Помню, прочел я в «Новом мире» повесть «Один день Ивана Денисовича» и был заворожен силой таланта. И тогда же написал о ней, это была первая рецензия в «Литературной газете». Потом мне это припомнят. А тогда встретил меня случайно Твардовский в Доме литераторов и говорит: конечно, рецензия ваша не сильна аналитическим анализом, но — спасибо. В дальнейшем, когда ветер переменился и глава Союза писателей беспартийный Федин заколебался вместе с линией партии, Твардовский стыдил его несколькими фразами из той моей рецензии, это есть в его собрании сочинений.
Повесть Солженицына буквально произвела взрыв в общественном сознании.
Верней сказать так: общество созрело, ждало, и в этот-то момент она явилась.
Но пока ее хвалили у нас, и вслед за журналом срочно выпустили книгой, а еще и в «Роман-газете» — тиражом в несколько миллионов экземпляров, за границей отнеслись к ней весьма сдерженно. Но вот согнали Хрущева с поста, оставив под надзором заниматься огородом на отведенной ему даче, а во главе партии стал Брежнев. И развернулась травля Солженицына, травля «Нового мира» и, разумеется, Твардовского. Финский издатель Ярль Хеллеман, он году в шестидесятом издавал мою повесть «Пядь земли», в дальнейшем мы подружились, так вот он рассказывал, как они первоначально издали «Один день Ивана Денисовича» пробным тиражом в 3 тысячи экземпляров, и половина этого тиража, не раскупленная, осталась лежать на складе: это для вас, говорил он, — новость, а у нас про все, что здесь рассказано, давно известно. Но тут вы нам помогли: начался шум в газетах, и мы сразу переиздали ее тиражом в 20 тысяч. И все раскупили. То же самое рассказывал мне шведский издатель Пэр Гедин, он издавал две мои книги. Кстати, подробность из тех времен: приехал он в Москву, садимся у меня дома обедать — звонок из ВААПа, то есть из Всесоюзного агентства по охране авторских прав. Никаких авторских прав оно не охраняло, поскольку никаких прав мы не имели. Агентство само заключало за нас договоры на издание наших книг за границей, гонорары соответственно забирало себе, для видимости оставляя авторам копейки. Был там заместитель главы агентства, штатский, но бывший СМЕРШевец, он имел звание то ли полковника, то ли генерала ведомства, пронизавшего всю страну. «У вас сейчас Пэр Гедин. Он собирается издавать Солженицына. Так вы скажите ему: либо Солженицын, либо девять тысяч советских писателей!» «Да не нужны ему девять тысяч советских писателей.» «Нет, вы ему так и передайте!» И не сомневается, что «девять тысяч советских писателей» у него — в горсти. Это и называлось охраной авторских прав. Я пообещал: непременно вот так и передам. Между прочим, читающий человек в среднем успевает прочесть за свою жизнь 4 тысячи книг.

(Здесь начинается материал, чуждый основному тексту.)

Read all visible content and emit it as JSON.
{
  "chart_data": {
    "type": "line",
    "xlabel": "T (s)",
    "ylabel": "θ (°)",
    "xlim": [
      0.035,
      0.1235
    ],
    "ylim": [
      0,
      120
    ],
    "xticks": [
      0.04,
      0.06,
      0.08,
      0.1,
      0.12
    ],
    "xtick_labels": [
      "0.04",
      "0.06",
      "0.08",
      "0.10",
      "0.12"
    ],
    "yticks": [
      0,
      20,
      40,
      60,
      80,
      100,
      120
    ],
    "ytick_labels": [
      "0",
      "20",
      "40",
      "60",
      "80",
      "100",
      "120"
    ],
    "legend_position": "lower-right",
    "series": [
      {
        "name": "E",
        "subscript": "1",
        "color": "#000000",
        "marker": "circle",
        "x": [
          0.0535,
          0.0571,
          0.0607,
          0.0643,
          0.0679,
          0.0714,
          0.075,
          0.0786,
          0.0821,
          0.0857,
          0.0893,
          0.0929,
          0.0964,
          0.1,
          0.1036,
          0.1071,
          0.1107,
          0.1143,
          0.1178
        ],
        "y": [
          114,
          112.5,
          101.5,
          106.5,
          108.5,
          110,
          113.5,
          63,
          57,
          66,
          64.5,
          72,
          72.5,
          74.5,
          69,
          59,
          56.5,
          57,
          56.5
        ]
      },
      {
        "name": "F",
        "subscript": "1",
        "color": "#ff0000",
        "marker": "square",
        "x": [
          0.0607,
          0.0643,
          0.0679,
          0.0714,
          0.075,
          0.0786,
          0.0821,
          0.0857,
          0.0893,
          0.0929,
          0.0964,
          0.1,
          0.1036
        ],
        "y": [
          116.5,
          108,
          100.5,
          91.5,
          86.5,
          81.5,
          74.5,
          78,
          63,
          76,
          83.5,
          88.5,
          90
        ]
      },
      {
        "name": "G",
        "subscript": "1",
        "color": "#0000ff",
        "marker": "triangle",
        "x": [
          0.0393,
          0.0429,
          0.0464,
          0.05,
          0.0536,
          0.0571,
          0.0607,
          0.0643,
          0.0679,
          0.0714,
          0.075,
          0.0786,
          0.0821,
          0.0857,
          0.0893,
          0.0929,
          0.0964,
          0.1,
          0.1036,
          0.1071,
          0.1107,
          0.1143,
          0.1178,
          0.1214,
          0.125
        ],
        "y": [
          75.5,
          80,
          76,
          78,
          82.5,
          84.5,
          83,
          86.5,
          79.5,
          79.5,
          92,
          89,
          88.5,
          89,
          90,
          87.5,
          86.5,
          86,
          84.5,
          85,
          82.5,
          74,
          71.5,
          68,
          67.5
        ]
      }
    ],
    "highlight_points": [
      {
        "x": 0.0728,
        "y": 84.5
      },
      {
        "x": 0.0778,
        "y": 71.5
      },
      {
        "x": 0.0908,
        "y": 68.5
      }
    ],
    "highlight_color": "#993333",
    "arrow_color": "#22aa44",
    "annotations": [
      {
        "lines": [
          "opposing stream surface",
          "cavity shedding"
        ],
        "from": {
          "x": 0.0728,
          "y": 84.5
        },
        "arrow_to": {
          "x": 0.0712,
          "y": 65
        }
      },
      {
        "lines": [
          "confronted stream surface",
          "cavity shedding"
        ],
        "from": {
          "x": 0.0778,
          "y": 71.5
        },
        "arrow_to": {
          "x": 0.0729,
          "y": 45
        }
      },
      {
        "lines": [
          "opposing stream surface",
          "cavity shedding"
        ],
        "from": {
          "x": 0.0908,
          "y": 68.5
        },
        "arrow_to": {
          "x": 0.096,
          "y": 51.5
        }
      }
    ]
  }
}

А издавал в это время Пэр Гедин «Архипелаг ГУЛАГ», он и рассказал мне, как приехал к нему вести деловые переговоры Солженицын, высланный из СССР и свободно перемещавшийся по странам, как уединились они в кабинете, и Солженицын потребовал, чтобы всех «veg!» А была в доме большая черная собака с отрубленным хвостом: «Каналья», старая и по старости ласковая ко всем, в том числе — к гостям. Не лишенный юмора Пэр спросил: «И Каналью тоже veg?» (Говорили они по-немецки). «Veg!» И такого страху гость этот нагнал на всех, что когда дочь Пэра Марийка внесла на подносе чай и печенье, руки у нее тряслись, она уронила чашки с горячим чаем Солженицыну на колени. Наша пропаганда, бессильная в своей ярости, бессильная потому, что вылетел птенчик из гнезда, вышла в «Новом мире» повесть Солженицына «Один день Ивана Денисовича», очень и очень наша пропаганда помогла Нобелевскому комитету совершить свой выбор. И это не впервые. Великого поэта Пастернака выставляли и раньше на Нобелевскую премию, но дали премию только после романа «Доктор Живаго», который у нас подвергся изничтожению. А выйди он спокойно книгой, ровным счетом ничего бы не сотряслось. Поэты вообще редко пишут хорошую прозу. Речь, конечно, не о Пушкине, не о Лермонтове. «Герой нашего времени» — это начало психологической русской прозы.
Твардовский умер от рака. Известнейший немецкий онколог и хирург Райк Хамер, обследовав более 20 тысяч больных разными формами рака, пришел к выводу, что у всех этих людей незадолго до начала заболевания имел место какой-то сильный стресс, эмоциональный конфликт, который им не удалось разрешить.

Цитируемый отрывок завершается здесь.